Monday, April 13, 2015

Real but not raw

I wrote this several weeks ago.  Often it takes me time...a long time...before I actually publish my thoughts.  For better or worse, some of my posts do actually make it.

When I began writing, I'm not entirely certain I knew what my purpose for this blog was.  I think mostly it was just healing to get things out.  I've written many more posts than I've actually shared with the internet world.  Most of them a little dark or embittered, not tempered by next-day editing.  At the same time, I do remember thinking - the world doesn't really know what it's like.  I certainly don't know what it's like to live in the shadow of my child's death.  In the face of the rest of my life.  Not until I live it, day by day.  So why not be real?

But there is real, and there is raw.  And lately, when the evenings come to an end and I'm faced with the thoughts I didn't have time to think during the hustle and bustle of the day, I've been pretty raw.  I think there may be a few too many straws on this camel's back and it's been feeling a bit bent.

But today, in a quiet moment when it was just me and the little human doing a jig in my belly, I felt real, but not raw.  I flipped through the day in my mind - the sweet moments, the fearful moments, the sad moments.  Makayla is, as always, testing out new feelings or understandings of her life and the very present absence of her sister.  Today she switched her tone mid-sentence over an afternoon snack...

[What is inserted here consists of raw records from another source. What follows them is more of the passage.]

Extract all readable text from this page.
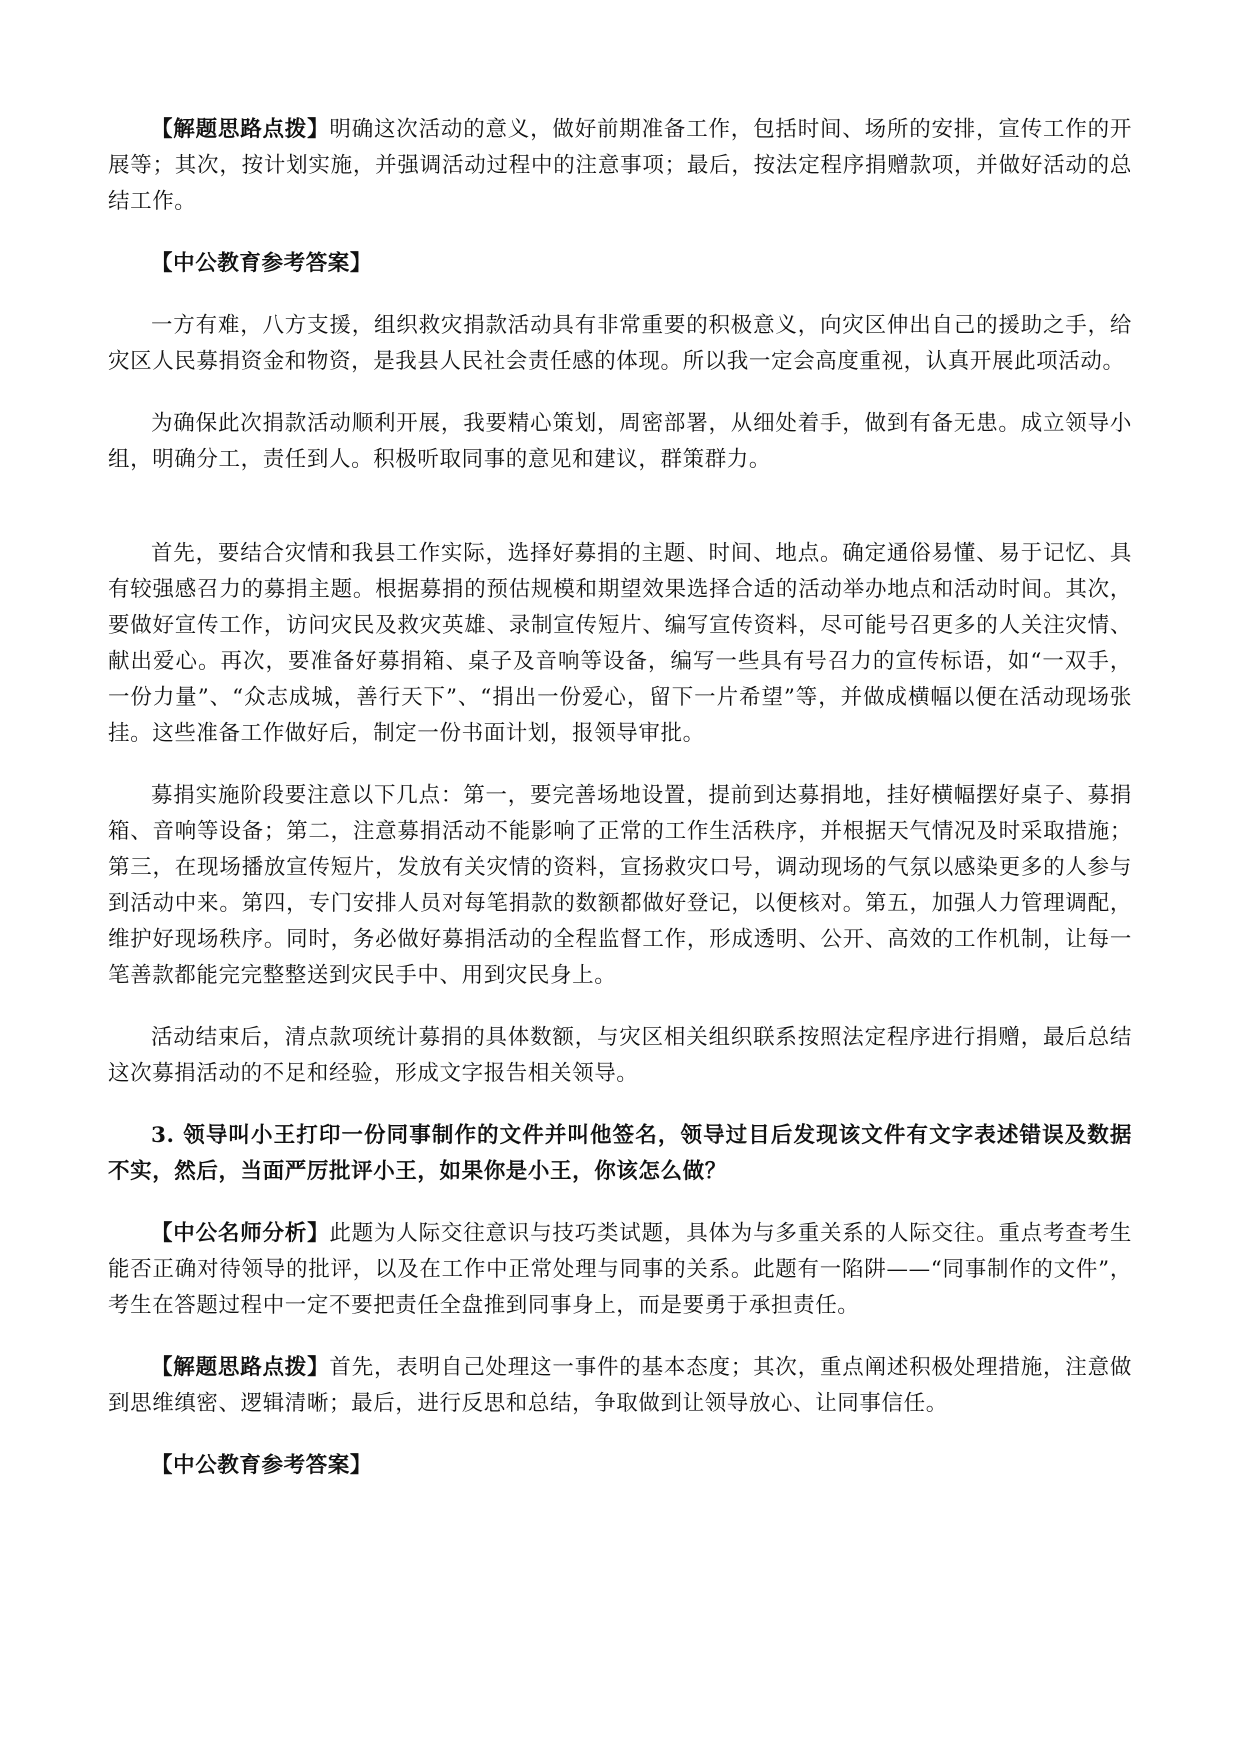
【解题思路点拨】明确这次活动的意义，做好前期准备工作，包括时间、场所的安排，宣传工作的开展等；其次，按计划实施，并强调活动过程中的注意事项；最后，按法定程序捐赠款项，并做好活动的总结工作。

【中公教育参考答案】

一方有难，八方支援，组织救灾捐款活动具有非常重要的积极意义，向灾区伸出自己的援助之手，给灾区人民募捐资金和物资，是我县人民社会责任感的体现。所以我一定会高度重视，认真开展此项活动。

为确保此次捐款活动顺利开展，我要精心策划，周密部署，从细处着手，做到有备无患。成立领导小组，明确分工，责任到人。积极听取同事的意见和建议，群策群力。

首先，要结合灾情和我县工作实际，选择好募捐的主题、时间、地点。确定通俗易懂、易于记忆、具有较强感召力的募捐主题。根据募捐的预估规模和期望效果选择合适的活动举办地点和活动时间。其次，要做好宣传工作，访问灾民及救灾英雄、录制宣传短片、编写宣传资料，尽可能号召更多的人关注灾情、献出爱心。再次，要准备好募捐箱、桌子及音响等设备，编写一些具有号召力的宣传标语，如“一双手，一份力量”、“众志成城，善行天下”、“捐出一份爱心，留下一片希望”等，并做成横幅以便在活动现场张挂。这些准备工作做好后，制定一份书面计划，报领导审批。

募捐实施阶段要注意以下几点：第一，要完善场地设置，提前到达募捐地，挂好横幅摆好桌子、募捐箱、音响等设备；第二，注意募捐活动不能影响了正常的工作生活秩序，并根据天气情况及时采取措施；第三，在现场播放宣传短片，发放有关灾情的资料，宣扬救灾口号，调动现场的气氛以感染更多的人参与到活动中来。第四，专门安排人员对每笔捐款的数额都做好登记，以便核对。第五，加强人力管理调配，维护好现场秩序。同时，务必做好募捐活动的全程监督工作，形成透明、公开、高效的工作机制，让每一笔善款都能完完整整送到灾民手中、用到灾民身上。

活动结束后，清点款项统计募捐的具体数额，与灾区相关组织联系按照法定程序进行捐赠，最后总结这次募捐活动的不足和经验，形成文字报告相关领导。

3. 领导叫小王打印一份同事制作的文件并叫他签名，领导过目后发现该文件有文字表述错误及数据不实，然后，当面严厉批评小王，如果你是小王，你该怎么做？

【中公名师分析】此题为人际交往意识与技巧类试题，具体为与多重关系的人际交往。重点考查考生能否正确对待领导的批评，以及在工作中正常处理与同事的关系。此题有一陷阱——“同事制作的文件”，考生在答题过程中一定不要把责任全盘推到同事身上，而是要勇于承担责任。

【解题思路点拨】首先，表明自己处理这一事件的基本态度；其次，重点阐述积极处理措施，注意做到思维缜密、逻辑清晰；最后，进行反思和总结，争取做到让领导放心、让同事信任。

【中公教育参考答案】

I miss Annabelle very much, Mommy.
What do you miss about her most?
Her heart.  And her love.
Well, those are things we can still carry with us, because we can always love her even though she's not with us.
Can I love brother, even though he's not with us yet?

I am so thankful that today was not a raw day, because sometimes I can't make it through these amazing conversations.  A few tears, she can understand, but when the streams come down, her focus shifts to concern for me and the conversation changes.  But today we both smiled and shared a sweet hug.  What a moment to remember.

Then there is fear...it has a devious way of sneaking in, permeating the depths of what I thought was steadfast faith.  It shouts at me from TV advertisements in waiting rooms and whispers at me from silent moments of uncertainty.  Even in the midst of beautiful conversations about a future with brother, I wonder...can I promise Makayla that?  Can I promise myself?

If it's a process, or a cycle, or a random barrage of feelings, I couldn't really tell you.  Is it a new stage of grief?  A reality of life in the shadow of death?  Whatever it is, it tests my faith for sure.  And that's it's own battle.  One fought out with God in the darkest moments.

Perhaps the hardest thing to contend with is that, no matter the joys that are before me, the sorrows are as present today as they were a year and a half ago.

I don't suppose I'd be accused of having it all together.  But here I am.  Sometimes throwing brave punches right back at the fear.  Sometimes poking weak jabs at it.  Sometimes running in search of a distraction from sadness.  But I'm here.  And I see the very real face of God in the middle of those comforting moments when I'm real, but not raw.